I thought about Trilla, and the thousands of Trillas like it across the country, as President Donald Trump called the Postal Service a “joke” last week and threatened to let it go bankrupt if it didn’t start raising fees on packages. (As many have pointed out, packages are actually the best revenue generator the postal service has, and Trump is fixating on this particular point because he wants to punish Amazon’s Jeff Bezos.)

That the U.S. Postal Service would be used by the president as a tool to put pressure on his perceived enemies is perhaps not surprising.

That the U.S. Postal Service, established by the founders themselves as a “pillar of the republic,” would be used by the president as a tool to put pressure on his perceived enemies is perhaps not surprising, but deeply dispiriting. It’s the mail. The point is that everybody gets it, whether you are in a high-rise penthouse in Manhattan or in a rickety shack by the sewage plant. It is one of the few connective tissues remaining in this disparate and divided country. Wherever you live, whoever you are, you can communicate with someone through the mail. You can reach out and touch them.

Even in this technological age, the post office can seem like magic. I can sit down in my home office in Athens, Georgia, write a postcard, put a 35-cent stamp on it, put it in a mailbox, and in two to three days, it will be in Montana. Or New York City. Or Seattle. Sure, I can send an email to those places and get it there faster. But we send so many emails, so often, so easily, so impersonally that such communication has lost its wonder. We delete dozens — maybe hundreds — of emails each day, week, month. They evaporate in a second. I can hold onto a letter forever.

And I have thousands of them. Two years ago, as a part of my weekly (email) newsletter, I began an experiment. I had thousands of regular online readers, people with whom I would occasionally correspond, but it always felt fleeting, and even one-sided: I was the writer, they were the readers, and that was the relationship. So I set up a post office box here in Athens, and encouraged all readers to write me whatever they wanted. Movie recommendations, fantasy baseball advice, child-rearing suggestions. I wanted to see if the relationship got more intimate. I wanted to see if it got more real.
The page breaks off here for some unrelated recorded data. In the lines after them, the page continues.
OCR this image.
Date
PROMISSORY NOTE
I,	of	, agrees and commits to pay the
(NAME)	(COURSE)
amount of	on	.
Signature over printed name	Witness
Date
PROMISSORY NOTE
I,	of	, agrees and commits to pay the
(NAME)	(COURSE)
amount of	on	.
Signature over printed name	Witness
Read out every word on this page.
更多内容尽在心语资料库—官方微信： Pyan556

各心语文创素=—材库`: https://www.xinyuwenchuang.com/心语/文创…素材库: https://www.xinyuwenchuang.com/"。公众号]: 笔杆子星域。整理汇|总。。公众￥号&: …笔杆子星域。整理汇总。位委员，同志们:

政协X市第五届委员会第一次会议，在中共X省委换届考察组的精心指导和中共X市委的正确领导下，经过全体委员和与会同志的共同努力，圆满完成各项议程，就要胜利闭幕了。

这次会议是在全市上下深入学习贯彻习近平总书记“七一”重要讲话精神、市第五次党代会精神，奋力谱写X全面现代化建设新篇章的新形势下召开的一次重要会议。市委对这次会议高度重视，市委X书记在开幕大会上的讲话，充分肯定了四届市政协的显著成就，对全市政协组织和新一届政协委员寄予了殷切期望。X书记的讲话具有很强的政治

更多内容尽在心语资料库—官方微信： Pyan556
Oh, did it. I now have dozens and dozens of people — friends, really — with whom I write back and forth, by hand, on essentially a weekly basis. And we talk about a lot more than fantasy sports. There’s the widower in Tennessee still reeling from survivor’s guilt. The father in West Virginia who lost a son to drug addiction three years ago and finally feels like he has someone to talk to about it. The retired veteran in California who at first just wanted to talk about baseball but now is trying to come to terms with changes in a country he once fought so hard to protect.